Your Time is Gonna Come was originally recorded by Led Zeppelin in 1968 and appeared on their eponymous debut album in 1969. After its recording it was never played live by the band.

Rock El Casbah – Rachid Taha

Rachid Taha (1958-2018) was an Algerian musician and activist based in France. In the late 1970s Taha founded a nightclub called Les Refoulés (The Rejects) where he would DJ Arabic pop classics over Led Zeppelin, Bo Diddley and Kraftwerk backbeats. Taha later became the lead vocalist for the Arab-language rock group Carte de Sejour, meaning Green Card or Residence Permit, who were strongly influenced by The Clash.

In 1981 Taha met The Clash in Paris before they were due to play at the Théâtre Mogador. Taha gave them a copy of a demo tape by Carte de Séjour. “They looked interested,” remembers Taha, “but when they didn’t get in touch, I thought nothing of it. Then, a few months later, I heard Rock the Casbah…Maybe they did hear it after all.”

Unlike the majority of The Clash’s songs, the music for Rock the Casbah was written by the band’s drummer Topper Headon. Before hearing Headon’s music, Strummer had already come up with the phrases ‘rock the casbah’ and ‘you’ll have to let that raga drop’ as lyrical ideas that he was considering for future songs. After hearing Headon’s music, Strummer went into the studio’s toilets and wrote lyrics to match the song’s melody.

In the mid 2000’s Mick Jones joined Rachid Taha for several performances of Rock El Casbah in support of the Stop The War Coalition who had formed to protest unjust wars, including The War on Terror instigated by the United States after the 9/11 attacks.

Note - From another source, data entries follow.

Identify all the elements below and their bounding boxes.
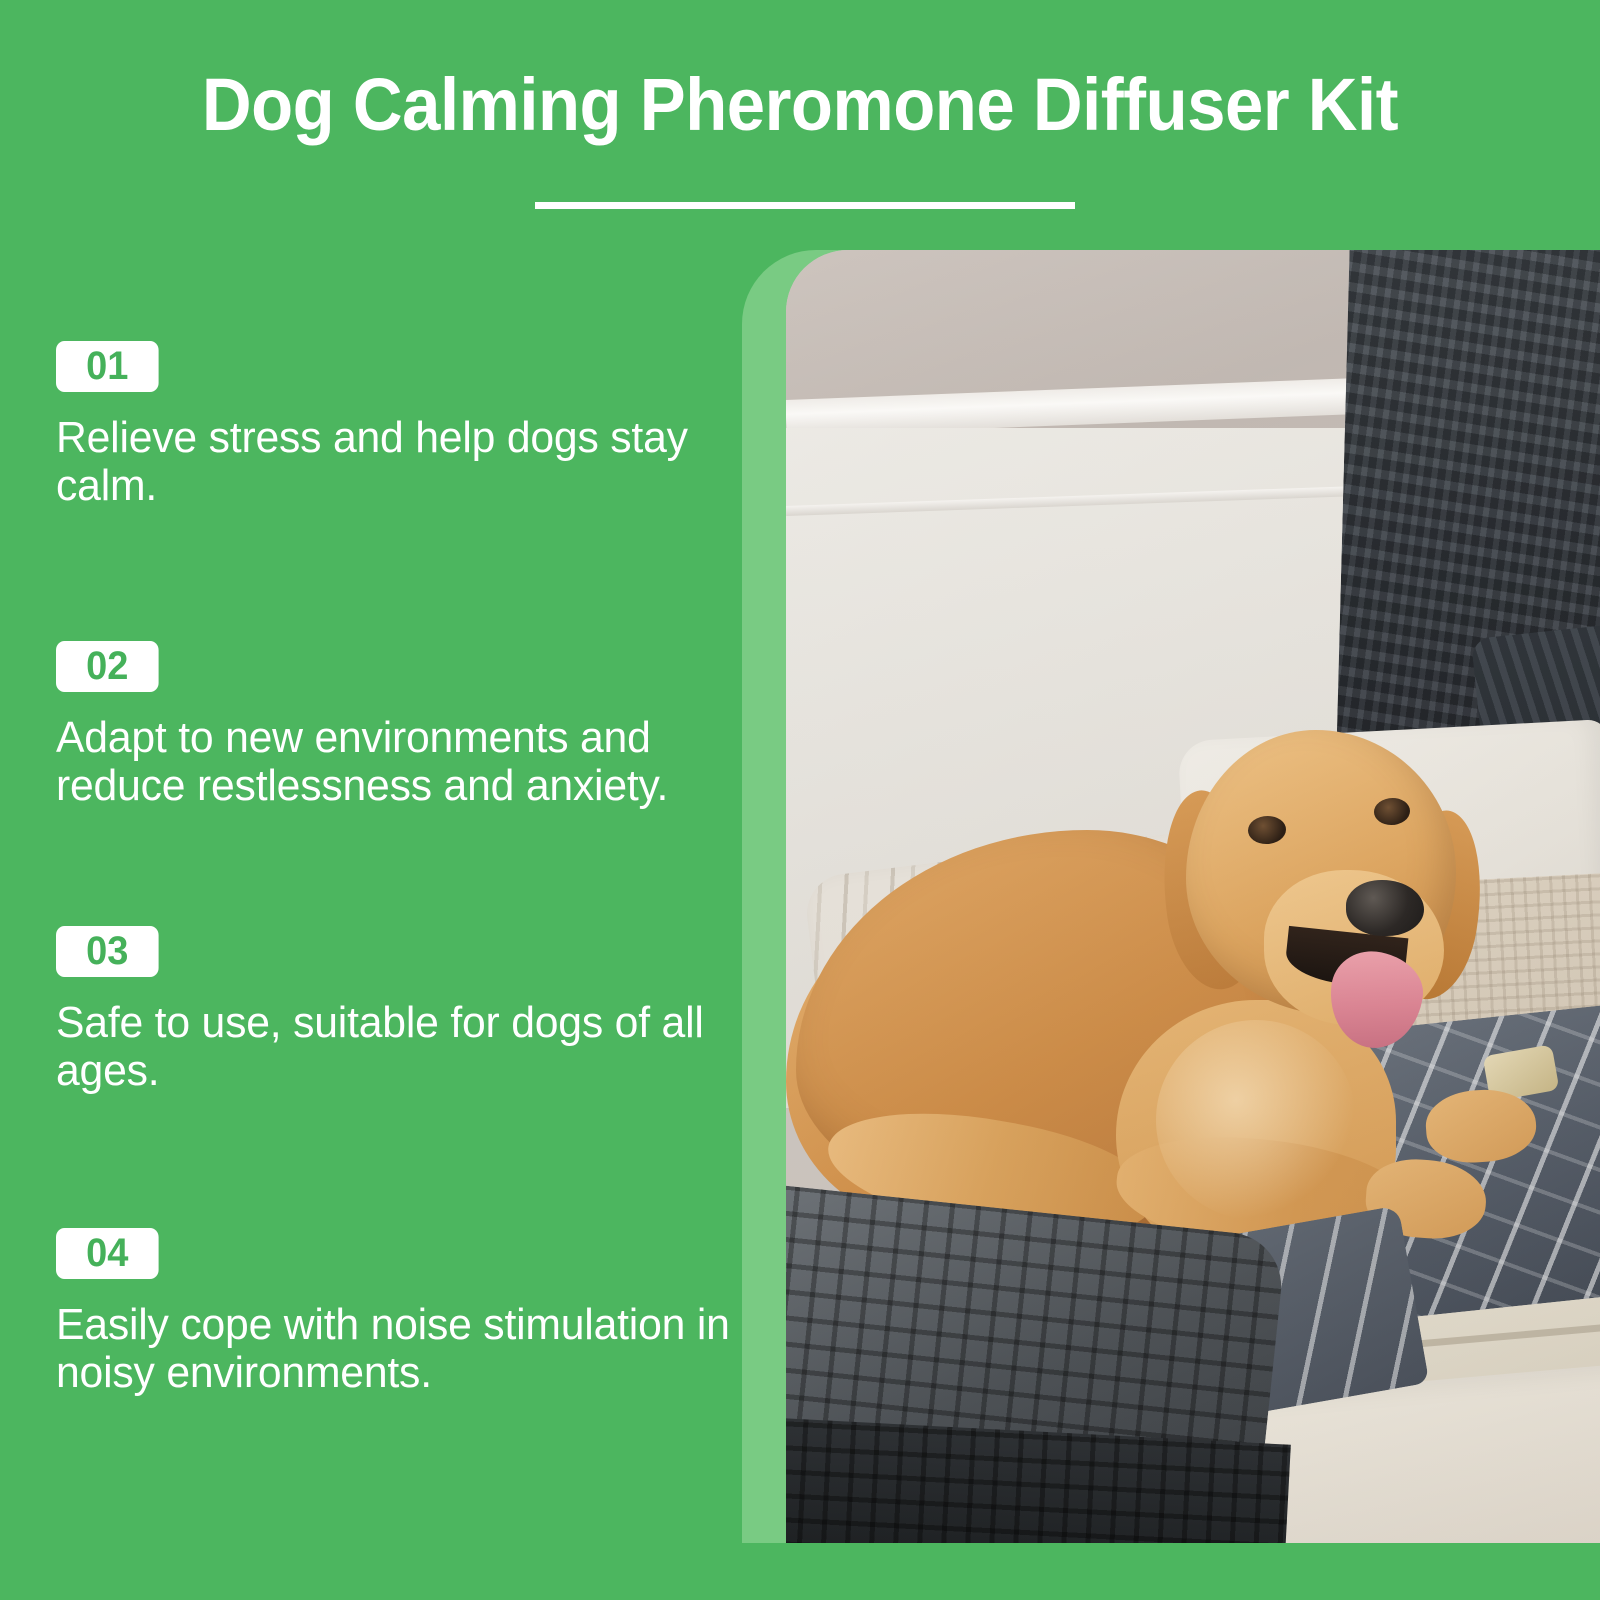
feature-text-02: Adapt to new environments and reduce res… — [56, 714, 735, 809]
dog-neck-ruff — [1156, 1020, 1356, 1220]
feature-badge-03: 03 — [56, 926, 159, 977]
feature-badge-01: 01 — [56, 341, 159, 392]
dog-nose — [1346, 880, 1424, 936]
dog-on-couch-photo — [786, 250, 1600, 1543]
feature-text-04: Easily cope with noise stimulation in no… — [56, 1301, 735, 1396]
feature-badge-02: 02 — [56, 641, 159, 692]
feature-text-01: Relieve stress and help dogs stay calm. — [56, 414, 735, 509]
product-photo-panel — [742, 250, 1600, 1543]
feature-item-01: 01 Relieve stress and help dogs stay cal… — [56, 341, 746, 509]
feature-text-03: Safe to use, suitable for dogs of all ag… — [56, 999, 735, 1094]
photo-frame — [786, 250, 1600, 1543]
feature-badge-04: 04 — [56, 1228, 159, 1279]
feature-list: 01 Relieve stress and help dogs stay cal… — [0, 0, 760, 1600]
feature-item-02: 02 Adapt to new environments and reduce … — [56, 641, 746, 809]
feature-item-04: 04 Easily cope with noise stimulation in… — [56, 1228, 746, 1396]
feature-item-03: 03 Safe to use, suitable for dogs of all… — [56, 926, 746, 1094]
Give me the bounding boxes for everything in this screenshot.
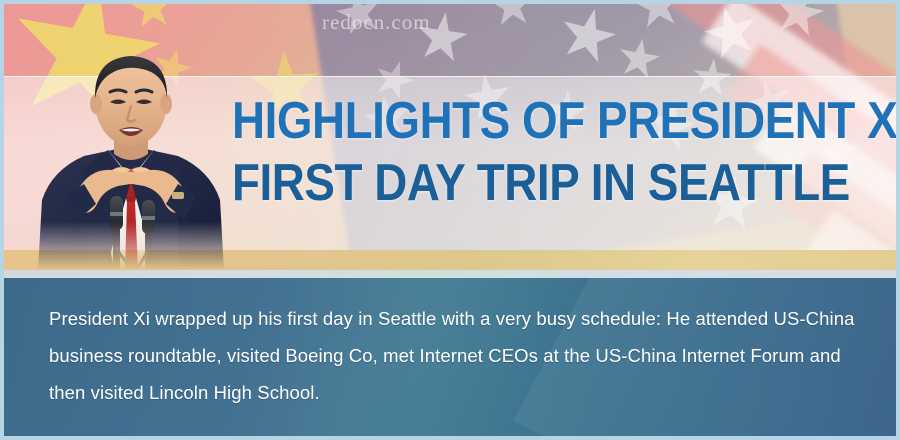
headline: HIGHLIGHTS OF PRESIDENT XI’S FIRST DAY T… <box>232 90 882 214</box>
watermark-text: redocn.com <box>322 10 431 35</box>
panel-divider <box>4 270 896 278</box>
headline-line-2: FIRST DAY TRIP IN SEATTLE <box>232 152 804 214</box>
headline-line-1: HIGHLIGHTS OF PRESIDENT XI’S <box>232 90 804 152</box>
president-xi-portrait <box>26 50 236 270</box>
summary-panel: President Xi wrapped up his first day in… <box>4 278 896 436</box>
infographic-banner: redocn.com <box>0 0 900 440</box>
summary-text: President Xi wrapped up his first day in… <box>49 300 861 411</box>
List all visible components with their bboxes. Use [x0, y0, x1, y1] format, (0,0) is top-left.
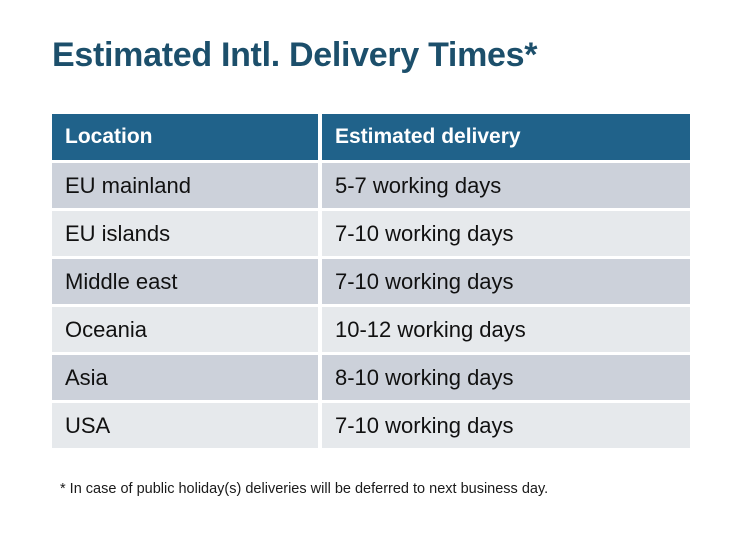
cell-estimated-delivery: 7-10 working days	[322, 211, 690, 256]
cell-location: USA	[52, 403, 318, 448]
delivery-times-table: Location Estimated delivery EU mainland …	[52, 114, 690, 448]
table-row: EU mainland 5-7 working days	[52, 163, 690, 208]
column-header-estimated-delivery: Estimated delivery	[322, 114, 690, 160]
table-row: Middle east 7-10 working days	[52, 259, 690, 304]
cell-estimated-delivery: 10-12 working days	[322, 307, 690, 352]
cell-estimated-delivery: 5-7 working days	[322, 163, 690, 208]
page-title: Estimated Intl. Delivery Times*	[52, 36, 537, 75]
cell-estimated-delivery: 7-10 working days	[322, 259, 690, 304]
cell-estimated-delivery: 7-10 working days	[322, 403, 690, 448]
table-row: Oceania 10-12 working days	[52, 307, 690, 352]
cell-estimated-delivery: 8-10 working days	[322, 355, 690, 400]
cell-location: Oceania	[52, 307, 318, 352]
cell-location: EU mainland	[52, 163, 318, 208]
table-row: EU islands 7-10 working days	[52, 211, 690, 256]
table-row: Asia 8-10 working days	[52, 355, 690, 400]
cell-location: EU islands	[52, 211, 318, 256]
cell-location: Middle east	[52, 259, 318, 304]
column-header-location: Location	[52, 114, 318, 160]
cell-location: Asia	[52, 355, 318, 400]
table-row: USA 7-10 working days	[52, 403, 690, 448]
footnote-text: * In case of public holiday(s) deliverie…	[60, 481, 548, 497]
table-header-row: Location Estimated delivery	[52, 114, 690, 160]
delivery-times-page: Estimated Intl. Delivery Times* Location…	[0, 0, 745, 536]
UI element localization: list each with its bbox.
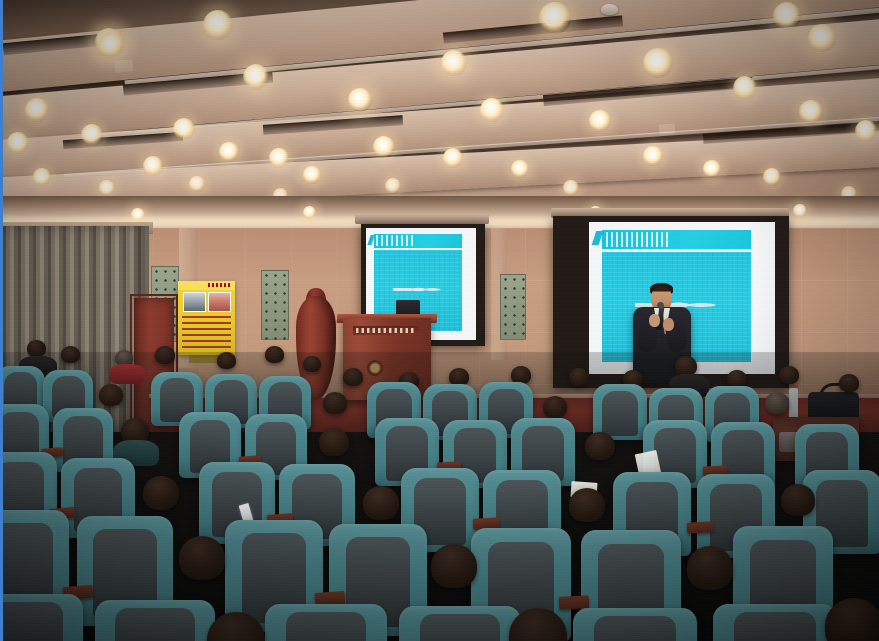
ceiling-downlight bbox=[799, 100, 823, 124]
audience-head bbox=[675, 356, 697, 376]
audience-head bbox=[155, 346, 175, 364]
auditorium-seat[interactable] bbox=[399, 606, 521, 641]
microphone-head bbox=[657, 302, 664, 309]
audience-head bbox=[303, 356, 321, 372]
ceiling-downlight bbox=[589, 110, 611, 132]
ceiling-downlight bbox=[443, 148, 463, 168]
audience-head bbox=[781, 484, 815, 516]
ceiling-downlight bbox=[643, 48, 673, 78]
ceiling-downlight bbox=[733, 76, 757, 100]
ceiling-downlight bbox=[189, 176, 205, 192]
ceiling-downlight bbox=[219, 142, 239, 162]
slide-header-text bbox=[376, 235, 413, 246]
audience-head bbox=[265, 346, 284, 363]
ceiling-downlight bbox=[81, 124, 103, 146]
audience-head bbox=[839, 374, 859, 392]
ceiling-downlight bbox=[348, 88, 372, 112]
acoustic-panel bbox=[261, 270, 289, 340]
ceiling-downlight bbox=[303, 166, 321, 184]
ceiling-diffuser bbox=[115, 59, 134, 73]
podium-nameplate-text bbox=[356, 328, 416, 333]
yellow-standee-poster[interactable] bbox=[178, 281, 235, 355]
poster-image-left bbox=[183, 292, 206, 312]
audience-head bbox=[585, 432, 615, 460]
ceiling-downlight bbox=[143, 156, 163, 176]
slide-figure-row bbox=[393, 283, 442, 296]
audience-head bbox=[61, 346, 80, 363]
ceiling-downlight bbox=[539, 2, 571, 34]
audience-head bbox=[27, 340, 46, 357]
ceiling-downlight bbox=[643, 146, 663, 166]
ceiling-downlight bbox=[373, 136, 395, 158]
audience-head bbox=[179, 536, 225, 580]
ceiling-downlight bbox=[303, 206, 316, 219]
ceiling-downlight bbox=[773, 2, 801, 30]
ceiling-downlight bbox=[855, 120, 877, 142]
smoke-detector-icon bbox=[601, 4, 618, 15]
ceiling-downlight bbox=[98, 32, 124, 58]
ceiling-downlight bbox=[793, 204, 807, 218]
ceiling-downlight bbox=[480, 98, 504, 122]
audience-head bbox=[687, 546, 733, 590]
poster-title-text bbox=[208, 283, 232, 287]
acoustic-panel bbox=[500, 274, 526, 340]
audience-head bbox=[319, 428, 349, 456]
ceiling-downlight bbox=[563, 180, 579, 196]
podium-nameplate bbox=[353, 326, 419, 335]
ceiling-downlight bbox=[25, 98, 49, 122]
seat-armrest bbox=[687, 521, 714, 533]
audience-head bbox=[143, 476, 179, 510]
ceiling-downlight bbox=[703, 160, 721, 178]
audience-head bbox=[543, 396, 567, 418]
audience-head bbox=[779, 366, 799, 384]
ceiling-downlight bbox=[243, 64, 269, 90]
audience-head bbox=[431, 544, 477, 588]
auditorium-seat[interactable] bbox=[713, 604, 837, 641]
ceiling-downlight bbox=[203, 10, 233, 40]
ceiling-downlight bbox=[269, 148, 289, 168]
presenter-left-hand bbox=[649, 314, 660, 327]
auditorium-seat[interactable] bbox=[573, 608, 697, 641]
audience-head bbox=[99, 384, 123, 406]
audience-head bbox=[765, 392, 789, 414]
auditorium-seat[interactable] bbox=[0, 594, 83, 641]
ceiling-downlight bbox=[7, 132, 29, 154]
ceiling-downlight bbox=[33, 168, 51, 186]
audience-head bbox=[569, 368, 589, 386]
audience-shoulders bbox=[109, 364, 145, 384]
slide-header-text bbox=[606, 232, 669, 247]
audience-head bbox=[323, 392, 347, 414]
audience-head bbox=[217, 352, 236, 369]
ceiling-downlight bbox=[173, 118, 195, 140]
audience-head bbox=[343, 368, 363, 386]
audience-head bbox=[363, 486, 399, 520]
ceiling-downlight bbox=[99, 180, 115, 196]
conference-hall-photo bbox=[0, 0, 879, 641]
auditorium-seat[interactable] bbox=[265, 604, 387, 641]
ceiling-downlight bbox=[808, 24, 836, 52]
ceiling-downlight bbox=[441, 50, 467, 76]
screen-valance-left bbox=[355, 214, 489, 224]
presenter-right-hand bbox=[663, 318, 674, 331]
ceiling-downlight bbox=[385, 178, 401, 194]
ceiling-diffuser bbox=[659, 123, 676, 134]
ceiling-downlight bbox=[511, 160, 529, 178]
ceiling-downlight bbox=[763, 168, 781, 186]
poster-body-text bbox=[182, 316, 231, 351]
poster-image-right bbox=[208, 292, 231, 312]
auditorium-seat[interactable] bbox=[95, 600, 215, 641]
audience-head bbox=[569, 488, 605, 522]
ceiling-downlight bbox=[131, 208, 145, 222]
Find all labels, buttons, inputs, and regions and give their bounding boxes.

Summertime – Rosinha De Valença

Born in Rio de Jainero in 1941, Rosinha de Valença was a Brazilian composer, arranger and musician. She was considered one of the best acoustic guitarists in Brazilian music. At the age of 50 she suffered brain damage as the result of a heart attack and fell into a vegetative state. She died of respiratory failure 12 years later in 2004.

Summertime was originally composed as an aria by George Gershwin for the 1935 opera ‘Porgy and Bess’.